Korupsi merupakan suatu hal yang sudah
biasa di Indonesia. Indonesia sebagai negara yang kaya akan sumber daya
alamnya, masih digolongkan menjadi negara berkembang disebabkan adanya budaya
korupsi yang telah menjamur di negeri ini. Perlu adanya pemutusan rantai
korupsi. Memiskinkan koruptor merupakan salah satu hukuman yang mungkin
menimbulkan efek jera. Namun, hukuman itu belum menimbulkan hukum sosial bagi
sang koruptor.
Hukuman yang cocok saat ini bagi koruptor
ialah dengan memiskinkan para koruptor dan mensterilkan perangkat negara dari keturunannya
sampai kapan pun. Jadi, koruptor wajib miskin dan keturunannya tidak boleh
masuk dalam struktural kenegaraan. Hukuman seperti itu akan membawa efek
pengawasan di dalam lingkungan keluarga, sehingga mempersempit ruang para
koruptor.
Korupsi menjadi masalah yang tidak ada habisnya. Tingginya tingkat korupsi di negeri ini menandakan betapa rendahnya tingkat kejujuran masyarakatnya atau betapa mudahnya seseorang tergoda. Kejujuran sebagai hal yang harus dipupuk sejak dini dan dilatih sesering mungkin.

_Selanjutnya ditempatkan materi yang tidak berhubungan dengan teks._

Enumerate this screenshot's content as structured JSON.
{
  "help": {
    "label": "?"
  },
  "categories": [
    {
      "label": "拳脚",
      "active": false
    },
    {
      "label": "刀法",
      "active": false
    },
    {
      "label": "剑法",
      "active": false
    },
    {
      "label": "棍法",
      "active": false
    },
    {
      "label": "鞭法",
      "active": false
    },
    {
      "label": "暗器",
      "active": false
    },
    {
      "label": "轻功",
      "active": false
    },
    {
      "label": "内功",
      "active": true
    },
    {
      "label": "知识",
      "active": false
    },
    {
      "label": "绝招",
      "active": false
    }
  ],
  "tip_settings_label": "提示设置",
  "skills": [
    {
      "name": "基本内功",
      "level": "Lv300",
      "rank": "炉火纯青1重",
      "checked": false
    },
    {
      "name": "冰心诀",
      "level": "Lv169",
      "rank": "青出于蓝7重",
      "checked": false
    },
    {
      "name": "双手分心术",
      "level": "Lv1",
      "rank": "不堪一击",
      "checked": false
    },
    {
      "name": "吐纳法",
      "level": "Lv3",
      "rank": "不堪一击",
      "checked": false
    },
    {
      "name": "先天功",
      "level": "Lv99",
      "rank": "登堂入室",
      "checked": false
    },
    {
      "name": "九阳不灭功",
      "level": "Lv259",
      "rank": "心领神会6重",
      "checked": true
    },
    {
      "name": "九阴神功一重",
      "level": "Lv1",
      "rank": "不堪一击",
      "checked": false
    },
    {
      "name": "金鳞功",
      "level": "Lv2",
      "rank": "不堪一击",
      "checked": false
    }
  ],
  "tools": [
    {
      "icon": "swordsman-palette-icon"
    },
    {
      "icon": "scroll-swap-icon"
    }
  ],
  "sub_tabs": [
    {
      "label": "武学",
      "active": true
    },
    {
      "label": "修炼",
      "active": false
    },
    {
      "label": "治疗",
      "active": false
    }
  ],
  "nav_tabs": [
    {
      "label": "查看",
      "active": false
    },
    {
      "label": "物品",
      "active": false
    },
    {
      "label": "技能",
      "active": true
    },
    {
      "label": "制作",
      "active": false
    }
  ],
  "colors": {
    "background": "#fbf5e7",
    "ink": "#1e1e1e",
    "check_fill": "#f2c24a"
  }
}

Dalam kehidupan kampus, praktek kejujuran sangat diperlukan dalam berorganisasi. Kejujuran dalam berorganisasi menentukan kejujuran untuk tidak mengambil uang rakyat kelak di masa depan. Mahasiswa sebagai agen perubahan sudah sepantasnya berlaku jujur dalam setiap langkahnya. Sebagai revolusi mental dalam menghadapi budaya korupsi.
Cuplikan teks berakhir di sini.